By Rustan Ace Corpuz — 09 Jul 2025

Scaling a Data Pipeline: Lessons from Migrating Our Investment Data Infrastructure

The Starting Point

When we first built our data pipeline for scraping investment intelligence from sources like Crunchbase, LinkedIn, and SimilarWeb, we optimized for simplicity. Our initial architecture served us well for the first few customers:

Original Architecture:

SSH into a VM and manage multiple tmux sessions
Run bash scripts for each scraper
Download scraped data from S3 to local machines
Process data in Jupyter notebooks on laptops
Upload processed data back to S3
Run manual scripts to import into Postgres (AWS Aurora)

This approach was straightforward and allowed us to iterate quickly. However, as our customer base grew and data volumes increased, we encountered several limitations that taught us valuable lessons about building scalable data infrastructure.

Key Challenges and What We Learned

1. Processing Bottlenecks

Challenge: Our data grew too large to process on individual laptops. What once took minutes started taking hours, and eventually became impossible as datasets exceeded local memory.

Lesson: Design for scale from the beginning. Even if you start small, architect your system to handle 10x or 100x your current data volume.

2. Lack of Replayability

Challenge: We initially built our pipeline as ETL (Extract, Transform, Load), with data cleaning happening at multiple stages. When we needed to reprocess historical data with updated logic, we couldn't easily replay the transformations.

Lesson: ELT (Extract, Load, Transform) provides much more flexibility. Keep raw data intact and version your transformation logic separately.

3. Missing Observability

Challenge: We had no real-time job statistics, error monitoring, or alerting. Failures were discovered manually, often hours or days later.

Lesson: Observability isn't optional. Build monitoring and alerting into your pipeline from day one.

4. Manual Everything

Challenge: Job scheduling meant SSHing into VMs and running scripts manually. Rotating proxy providers required editing bash files. This approach didn't scale with team growth.

Lesson: Automation pays dividends.
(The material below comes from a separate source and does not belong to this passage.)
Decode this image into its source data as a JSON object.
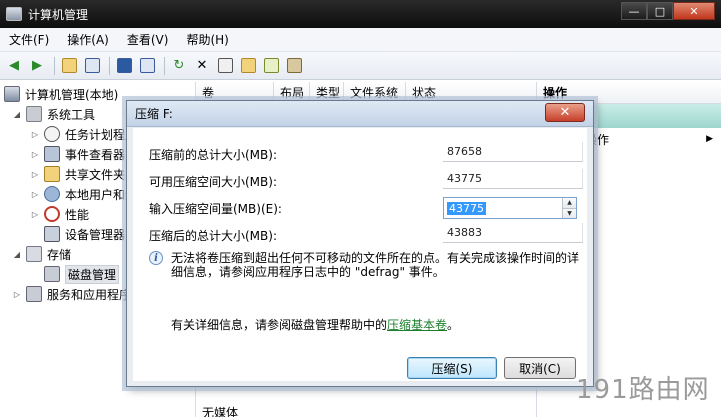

The time invested in proper scheduling and configuration management is quickly recouped.

The New Architecture

After 3-4 months of careful migration, here's what we built:

Core Infrastructure Changes

1. Scrapy Framework

Replaced custom bash scripts with Scrapy
Proper rotating proxy integration
Advanced fingerprinting and anti-detection measures
Simplified codebase that new engineers could understand quickly

2. ELT with Proper Data Lifecycle

Terraform-managed S3 buckets with lifecycle policies
Raw data preservation for replayability
Clear separation between raw and processed data

3. Scalable Processing

Migrated from Pandas to Polars for better performance
Moved processing from local Jupyter notebooks to AWS Batch
Implemented proper job queuing and resource allocation

4. Modern Data Warehouse

S3 as our data lake
AWS Athena for SQL queries on S3 data
Eliminated the ETL bottleneck into Postgres

Implementation Details

Processing Migration:
Instead of downloading data locally, we now run Polars-based processing jobs on AWS Batch. This gives us:

Automatic scaling based on workload
Cost efficiency (pay only for compute used)
No local machine limitations

Monitoring Stack:

CloudWatch for infrastructure metrics
Custom dashboards for job statistics
Automated alerts for failures or anomalies
Historical job performance tracking

Developer Experience:

Infrastructure as Code with Terraform
Standardized development environment
Clear documentation and runbooks
New engineer onboarding reduced from weeks to days

Results and Benefits

The migration delivered significant improvements:

Performance: Historical data queries that took hours now complete in minutes
Reliability: Automated error recovery and monitoring reduced incidents by 90%
Scalability: Can handle 50x our previous data volume without architecture changes
Team Efficiency: Engineers spend time on features, not infrastructure firefighting
Cost Optimization: Better resource utilization reduced our AWS bill by 40%

Key Takeaways

Start simple, but plan for scale - Our initial architecture was fine for proving the concept, but we should have planned the migration path earlier
Invest in observability early - The lack of monitoring made debugging and optimization much harder than necessary
Frameworks over custom code - Scrapy gave us battle-tested patterns and reduced our maintenance burden significantly
Process data where it lives - Moving computation to the data (AWS Batch) rather than data to computation (laptops) was transformative
Version everything - From infrastructure (Terraform) to transformation logic, version control enables confidence in changes

Looking Forward

This migration taught us that technical debt isn't just about code quality—it's about architecture decisions that limit your growth. By investing 3-4 months in a proper rebuild, we've created a platform that will scale with our business for years to come.

For teams facing similar challenges: don't wait until the pain is unbearable. Start planning your migration when you first feel the constraints. The peace of mind from a well-architected system is worth every hour invested.